Clearly, an acorn gains weight as it grows into a mature oak tree; but where the additional mass comes from wasn't always obvious. It wasn't until the 1600s that scientists first tried to find out how plants gain weight.
In the 17th century, a Belgian scientist named Jan Baptista van Helmont did an experiment to determine whether plants consumed soil as they grew. First, he planted a willow in a pot; five years later, he weighed the soil again. He concluded plants must gain weight by taking on water. A century later, an English scientist named Stephen Hales argued that plants gained mass by consuming air instead.

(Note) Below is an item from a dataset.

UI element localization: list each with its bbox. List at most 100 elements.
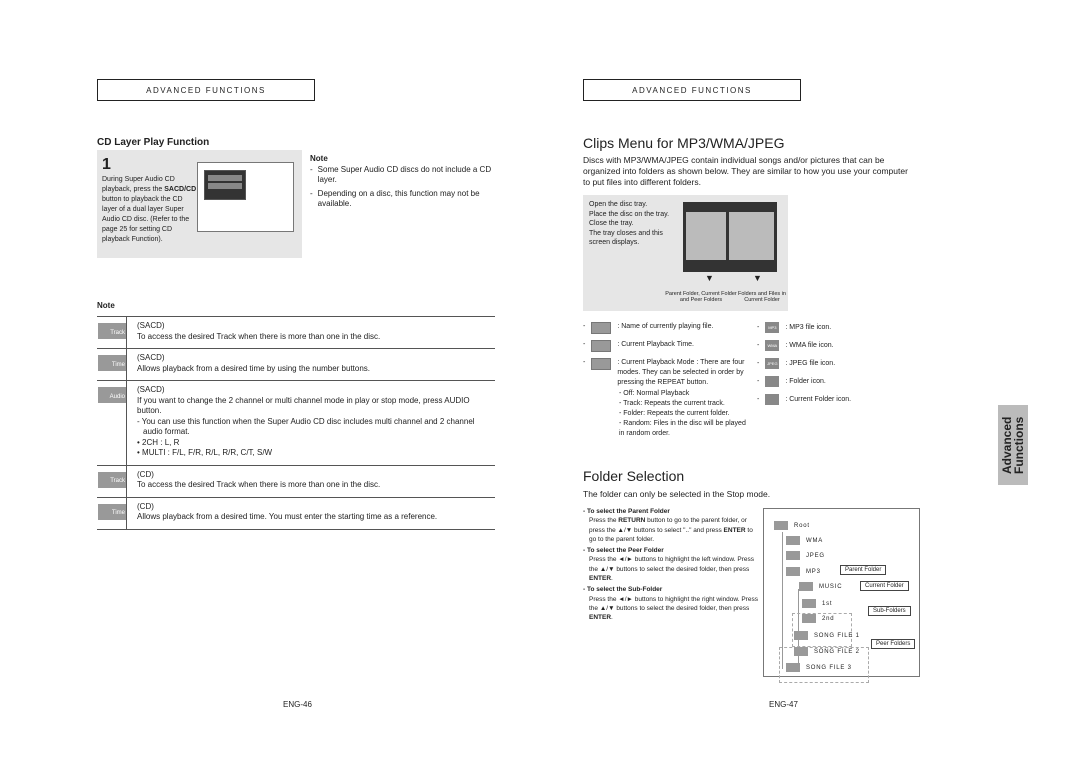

Neither man knew it, but soil, water and air all contribute to the mass of a plant, although water and air make the primary contributions. Plants are over 80 percent water; moreover, the hydrogen atoms in organic compounds come from water. The carbon and oxygen in plant organic compounds, by contrast, come from carbon dioxide in the atmosphere. In addition, many important nutrients like nitrogen, phosphorus and potassium come from the soil.
Photosynthesis is one of the most important processes that takes place in plants. Not only does it provide energy for the plant, it fixes atmospheric carbon the plant needs to synthesize organic compounds like proteins and DNA. Photosynthesis is essential to plant growth -- and the resulting weight gain.